Consider yourself lucky: Avalon’s stop at the auditorium is one of just 12 on his 2011 tour, one of 15 concerts he’s giving this year (only Vega gets him for more than a night), though Florida must be rife with Avalon memories: his five April dates are in this state, ending with Flagler before Avalon takes a break.
Coincidentally, the man to whom Avalon owes much of his early fame (and gigs like that ABC radio show), Robert Marucci, who launched and managed Avalon’s rise in the 1950s, died just last month, at age 81. Like Avalon, Marcucci was a Philadelphian. Avalon was a 16-year-old trumpet player and singer in a band called Rocco and the Saints when Marcucci discovered him and signed him to Chanceller Records. In 1957, Marcucci and his partner, Peter DeAngelis, wrote “DeDe Dinah” for Avalon, his first big hit. They also wrote “Why.” And Avalon’s stardom was off. It was Marcucci who choreographed a few early dance moves for Avalon and suggested what became an Avalon trademark before Bill Cosby adopted the shtick on his show: those sweaters.
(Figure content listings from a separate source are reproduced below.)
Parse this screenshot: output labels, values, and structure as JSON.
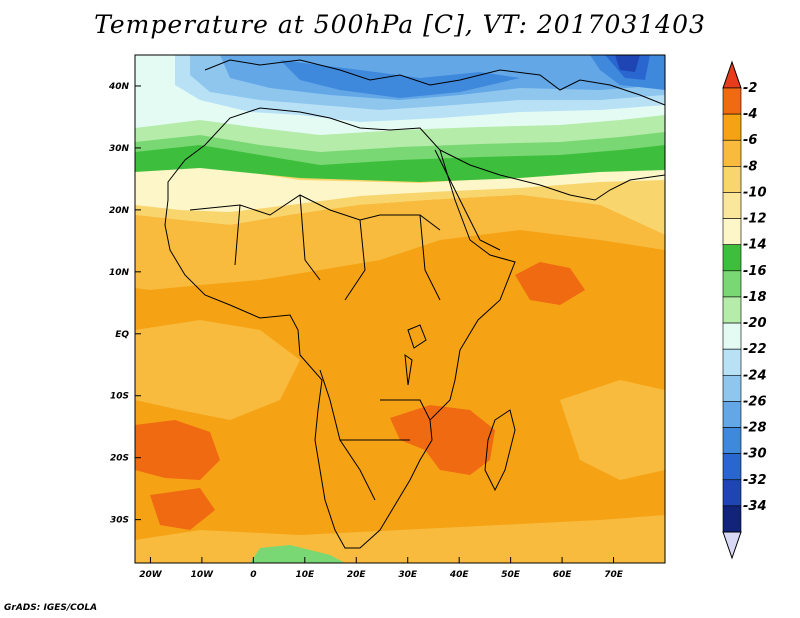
{
  "title": "Temperature at 500hPa [C], VT: 2017031403",
  "credit": "GrADS: IGES/COLA",
  "map": {
    "lon_range": [
      -23,
      80
    ],
    "lat_range": [
      -37,
      45
    ],
    "lat_ticks": [
      {
        "lat": 40,
        "label": "40N"
      },
      {
        "lat": 30,
        "label": "30N"
      },
      {
        "lat": 20,
        "label": "20N"
      },
      {
        "lat": 10,
        "label": "10N"
      },
      {
        "lat": 0,
        "label": "EQ"
      },
      {
        "lat": -10,
        "label": "10S"
      },
      {
        "lat": -20,
        "label": "20S"
      },
      {
        "lat": -30,
        "label": "30S"
      }
    ],
    "lon_ticks": [
      {
        "lon": -20,
        "label": "20W"
      },
      {
        "lon": -10,
        "label": "10W"
      },
      {
        "lon": 0,
        "label": "0"
      },
      {
        "lon": 10,
        "label": "10E"
      },
      {
        "lon": 20,
        "label": "20E"
      },
      {
        "lon": 30,
        "label": "30E"
      },
      {
        "lon": 40,
        "label": "40E"
      },
      {
        "lon": 50,
        "label": "50E"
      },
      {
        "lon": 60,
        "label": "60E"
      },
      {
        "lon": 70,
        "label": "70E"
      }
    ]
  },
  "colorbar": {
    "levels": [
      "-2",
      "-4",
      "-6",
      "-8",
      "-10",
      "-12",
      "-14",
      "-16",
      "-18",
      "-20",
      "-22",
      "-24",
      "-26",
      "-28",
      "-30",
      "-32",
      "-34"
    ],
    "colors": [
      "#e83d1c",
      "#f06a12",
      "#f5a314",
      "#f8bb3e",
      "#f9d56e",
      "#fbe79b",
      "#fdf6c8",
      "#3dbf3d",
      "#7ad874",
      "#b6ecaa",
      "#e4fbf4",
      "#b8e1f6",
      "#8ec6ee",
      "#63a7e6",
      "#3f89dc",
      "#2a66cf",
      "#1f45b4",
      "#12237a",
      "#d9d9f5"
    ]
  }
}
“It seems like every young kid in Philadelphia wanted to be a singer,” Avalon, who was born in 1940, says (according to the one-page biography distributed by his publicist). “I started as a musician…a trumpet player in the beginning. But, when I picked up the paper one day and read about Jimmy Darren who was from my own neighborhood and school, making a successful career for himself, I decided that I could do it just as well.”
So he did, but Avalon had the slight misfortune of launching his solo career after Elvis Presley and right before the British Invasion: when The Beatles hit American shores, crooning took a bit of a dive. One-hit wonders wrecked all over the place. Avalon proved his mettle. He turned to movies. He starred in some 30 of them. So along with his more famous hits, expect a few songs from those tonight—from “Beach Blanket Bingo” and “California Sun” or “Back to the Beach,” for instance.
Avalon is also fond of mingling with his audience, who may no longer squeal and quiver and fantasize about having his babies, at least not outwardly (watch this performance of Venus to get an idea), but whose memories are not yet so ravaged as make them forget that they once did.